Since her voice had been broadcast through the Gates into every part of the city, it was common knowledge that Danika Fendyr had something to do with Bryce’s Drop, but rumors about exactly what ranged widely.

“Yeah,” Bryce said. “She, ah … She was my Anchor.” “I didn’t know that was possible.”

“Me neither.”

His breathing thinned. Bryce said, “I … Ithan, when I saw Danika during the Search, she told me that the others—Connor and Nathalie and the whole Pack of Devils—held off the Reapers to buy her time to be there with me. They saved me, too. Connor saved me.”

Ithan said nothing for a long moment. When was the last time they’d spoken like this? Calm, quiet.

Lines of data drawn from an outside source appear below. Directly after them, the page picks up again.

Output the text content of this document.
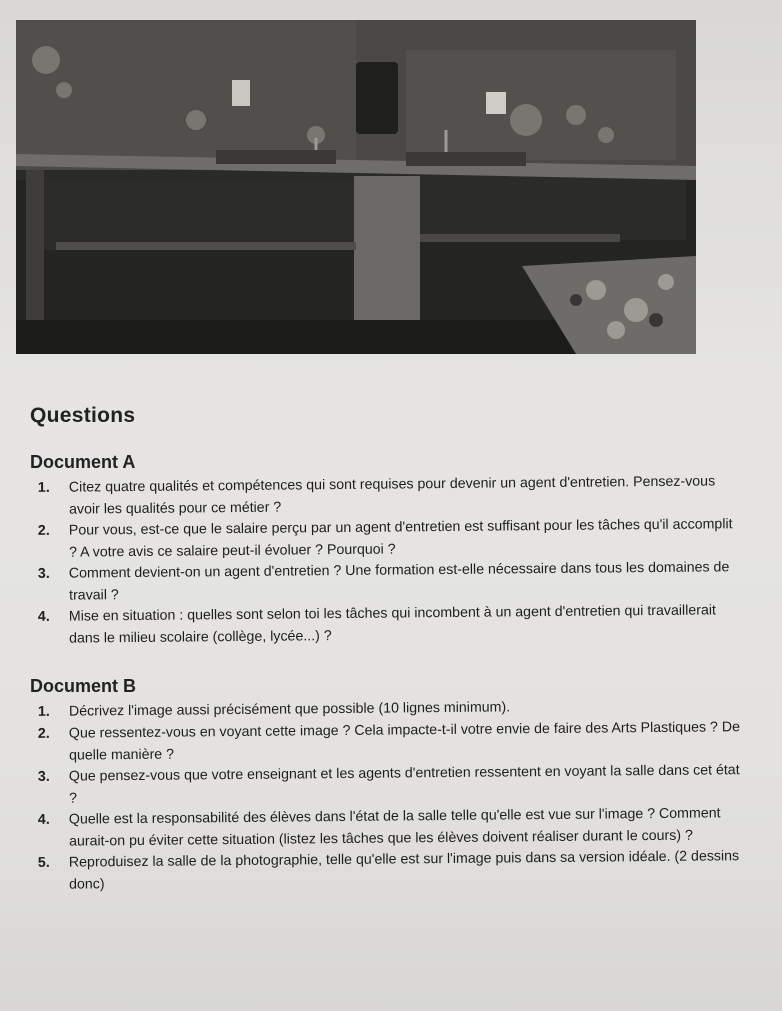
Questions
Document A
1. Citez quatre qualités et compétences qui sont requises pour devenir un agent d'entretien. Pensez-vous avoir les qualités pour ce métier ?
2. Pour vous, est-ce que le salaire perçu par un agent d'entretien est suffisant pour les tâches qu'il accomplit ? A votre avis ce salaire peut-il évoluer ? Pourquoi ?
3. Comment devient-on un agent d'entretien ? Une formation est-elle nécessaire dans tous les domaines de travail ?
4. Mise en situation : quelles sont selon toi les tâches qui incombent à un agent d'entretien qui travaillerait dans le milieu scolaire (collège, lycée...) ?
Document B
1. Décrivez l'image aussi précisément que possible (10 lignes minimum).
2. Que ressentez-vous en voyant cette image ? Cela impacte-t-il votre envie de faire des Arts Plastiques ? De quelle manière ?
3. Que pensez-vous que votre enseignant et les agents d'entretien ressentent en voyant la salle dans cet état ?
4. Quelle est la responsabilité des élèves dans l'état de la salle telle qu'elle est vue sur l'image ? Comment aurait-on pu éviter cette situation (listez les tâches que les élèves doivent réaliser durant le cours) ?
5. Reproduisez la salle de la photographie, telle qu'elle est sur l'image puis dans sa version idéale. (2 dessins donc)
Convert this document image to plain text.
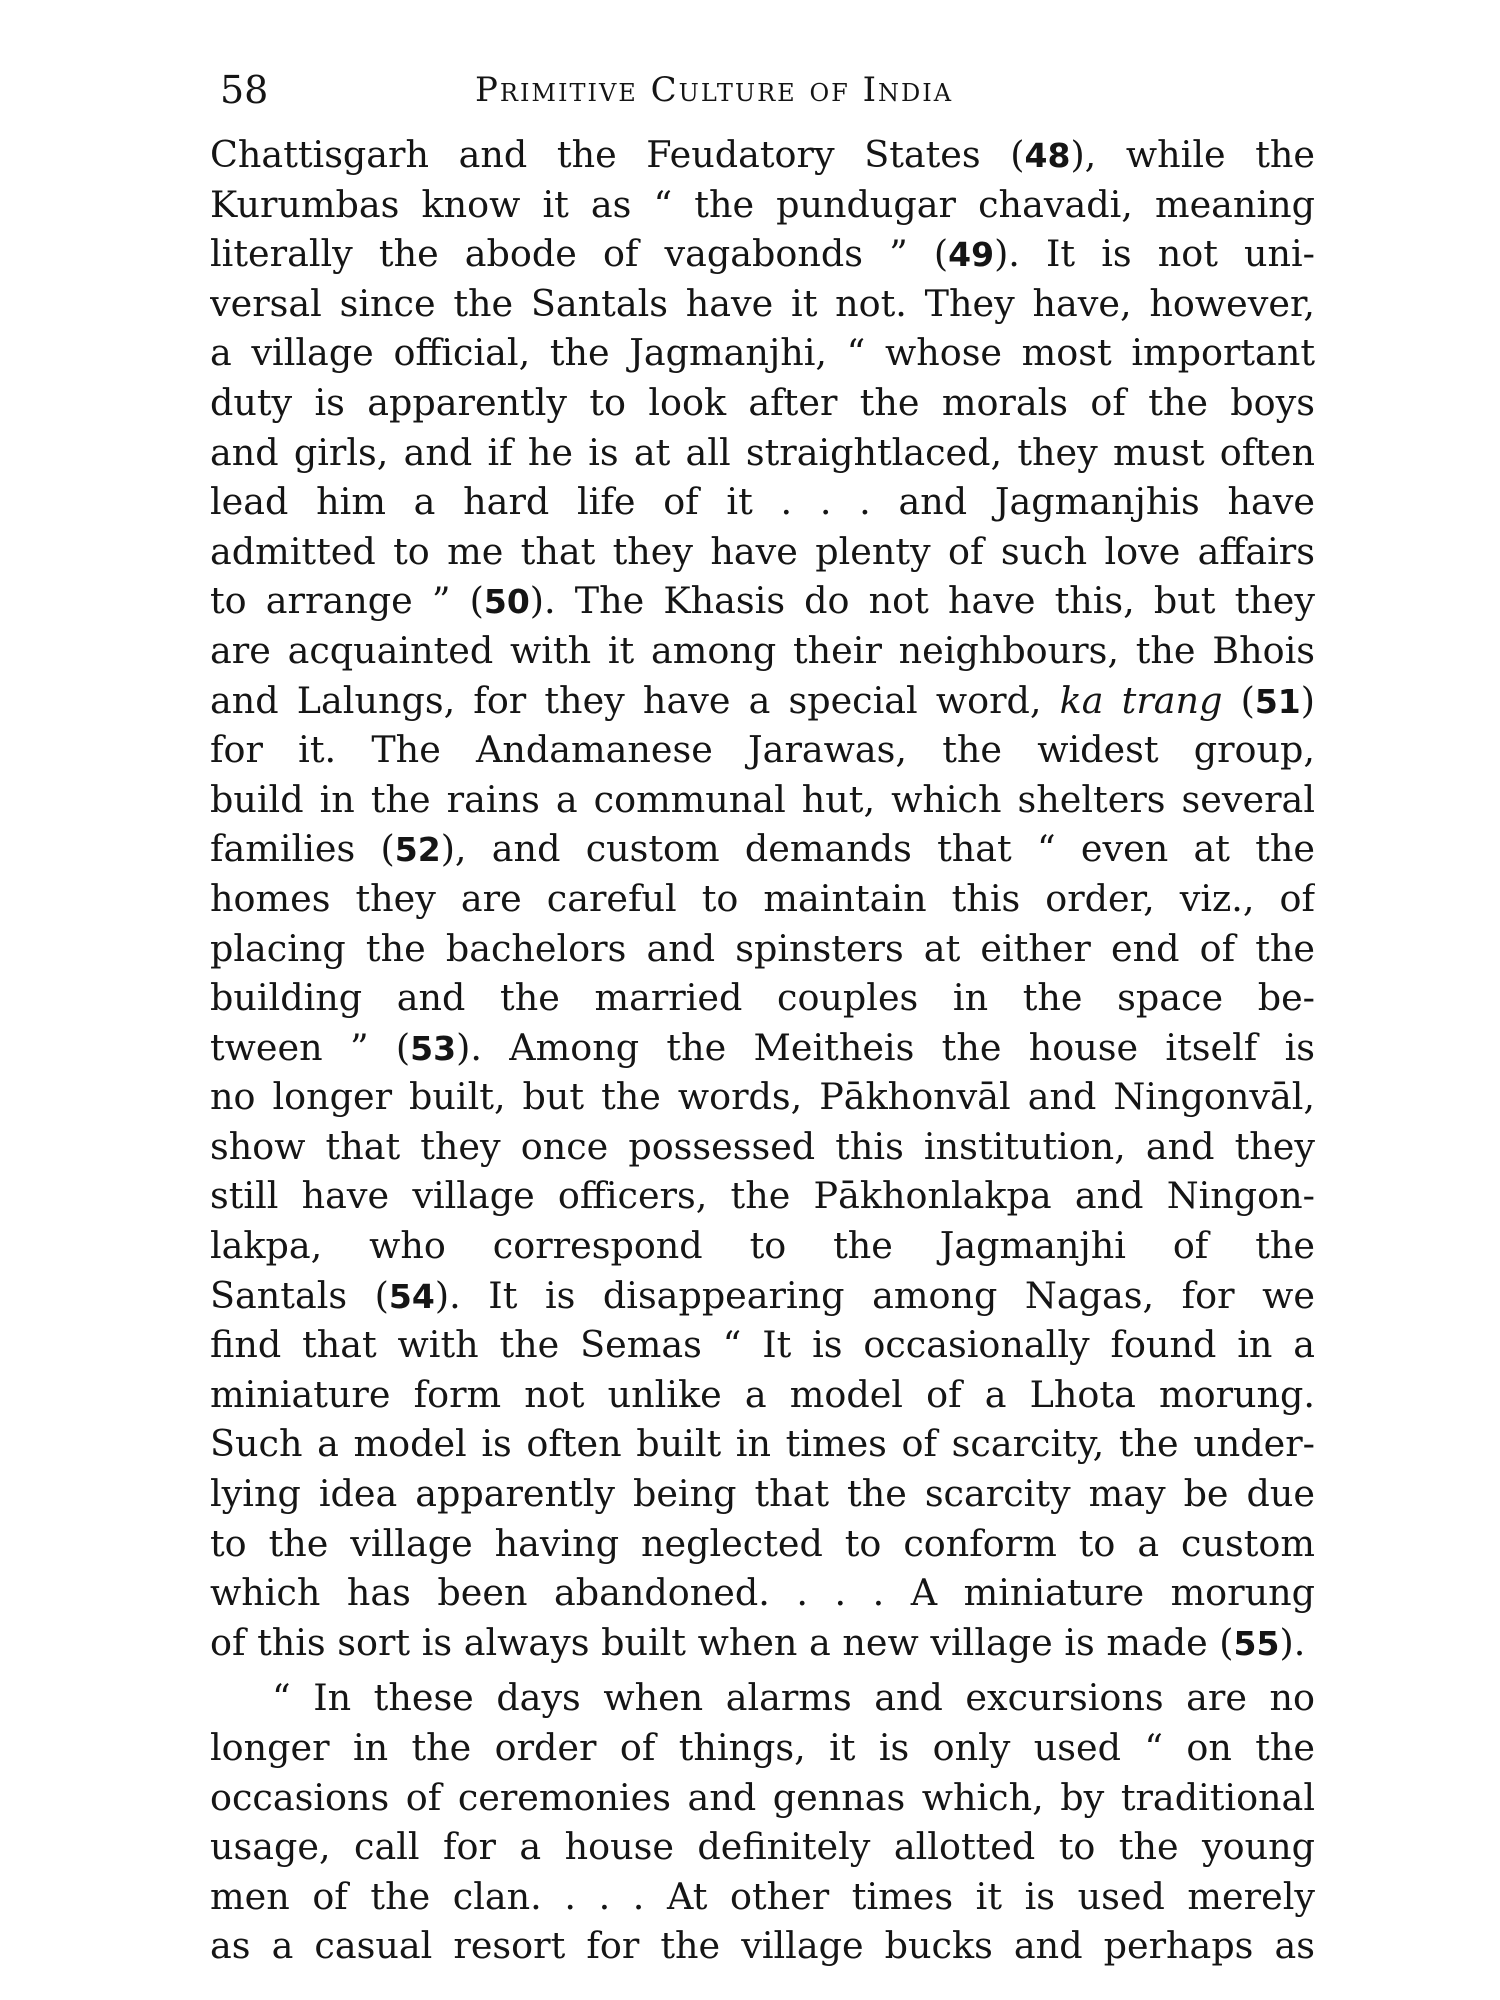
58	Primitive Culture of India
Chattisgarh and the Feudatory States (48), while the
Kurumbas know it as “ the pundugar chavadi, meaning
literally the abode of vagabonds ” (49). It is not uni-
versal since the Santals have it not. They have, however,
a village official, the Jagmanjhi, “ whose most important
duty is apparently to look after the morals of the boys
and girls, and if he is at all straightlaced, they must often
lead him a hard life of it . . . and Jagmanjhis have
admitted to me that they have plenty of such love affairs
to arrange ” (50). The Khasis do not have this, but they
are acquainted with it among their neighbours, the Bhois
and Lalungs, for they have a special word, ka trang (51)
for it. The Andamanese Jarawas, the widest group,
build in the rains a communal hut, which shelters several
families (52), and custom demands that “ even at the
homes they are careful to maintain this order, viz., of
placing the bachelors and spinsters at either end of the
building and the married couples in the space be-
tween ” (53). Among the Meitheis the house itself is
no longer built, but the words, Pākhonvāl and Ningonvāl,
show that they once possessed this institution, and they
still have village officers, the Pākhonlakpa and Ningon-
lakpa, who correspond to the Jagmanjhi of the
Santals (54). It is disappearing among Nagas, for we
find that with the Semas “ It is occasionally found in a
miniature form not unlike a model of a Lhota morung.
Such a model is often built in times of scarcity, the under-
lying idea apparently being that the scarcity may be due
to the village having neglected to conform to a custom
which has been abandoned. . . . A miniature morung
of this sort is always built when a new village is made (55).
“ In these days when alarms and excursions are no
longer in the order of things, it is only used “ on the
occasions of ceremonies and gennas which, by traditional
usage, call for a house definitely allotted to the young
men of the clan. . . . At other times it is used merely
as a casual resort for the village bucks and perhaps as
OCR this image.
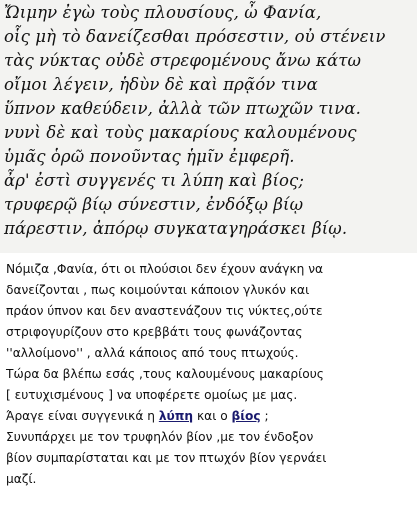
Ὤιμην ἐγὼ τοὺς πλουσίους, ὦ Φανία,
οἷς μὴ τὸ δανείζεσθαι πρόσεστιν, οὐ στένειν
τὰς νύκτας οὐδὲ στρεφομένους ἄνω κάτω
οἴμοι λέγειν, ἡδὺν δὲ καὶ πρᾷόν τινα
ὕπνον καθεύδειν, ἀλλὰ τῶν πτωχῶν τινα.
νυνὶ δὲ καὶ τοὺς μακαρίους καλουμένους
ὑμᾶς ὁρῶ πονοῦντας ἡμῖν ἐμφερῆ.
ἆρ' ἐστὶ συγγενές τι λύπη καὶ βίος;
τρυφερῷ βίῳ σύνεστιν, ἐνδόξῳ βίῳ
πάρεστιν, ἀπόρῳ συγκαταγηράσκει βίῳ.
Νόμιζα ,Φανία, ότι οι πλούσιοι δεν έχουν ανάγκη να
δανείζονται , πως κοιμούνται κάποιον γλυκόν και
πράον ύπνον και δεν αναστενάζουν τις νύκτες,ούτε
στριφογυρίζουν στο κρεββάτι τους φωνάζοντας
''αλλοίμονο'' , αλλά κάποιος από τους πτωχούς.
Τώρα δα βλέπω εσάς ,τους καλουμένους μακαρίους
[ ευτυχισμένους ] να υποφέρετε ομοίως με μας.
Άραγε είναι συγγενικά η λύπη και ο βίος ;
Συνυπάρχει με τον τρυφηλόν βίον ,με τον ένδοξον
βίον συμπαρίσταται και με τον πτωχόν βίον γερνάει
μαζί.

Without hate spewing like acid, burning everything it touched? Then Ithan said, “He loved you more than anyone.”

Her heart strained. “He loved you more than anyone.” “He thought you were his mate.”

Bryce shut her eyes against the punch that slammed into her gut. “In the wolf sense of the word?”

“What other sense is there? Yeah, the wolf sense.”

There were several definitions of the term mate—though Bryce supposed that to Ithan, to a shifter, only one mattered: one’s true lover, predestined by Urd.

The Fae had a similar concept—a mate was a bond deeper than marriage, and beyond an individual’s control. The angels, she knew, used

the term far more lightly: for the malakim, it was akin to a marriage, and matings could be arranged. Like breeding animals in a zoo.

But for Connor, if he’d thought Bryce was his mate … Her stomach twisted again.

“Did you love him?” Ithan whispered.

“You know I did,” Bryce said, voice thick.

“We waste so much time. Maybe it’s our curse as immortals. To see time as a luxury, a never-ending ocean.” He loosed a long breath. “I wasted a lot of it.”

Bryce couldn’t tell what he was referring to. “Real poetic of you.” Ithan let out a soft laugh. In the air-conditioned dark, Bryce asked, “Why did you quit sunball?”

She felt Ithan tense, the mattress shifting. “Because it’s a stupid game,” he said, voice empty, and turned onto his side with a groan.

Bryce had no idea how to respond. So she closed her eyes, rubbing idly at the scar on her chest, and prayed for Luna to send her into a dreamless, heavy sleep.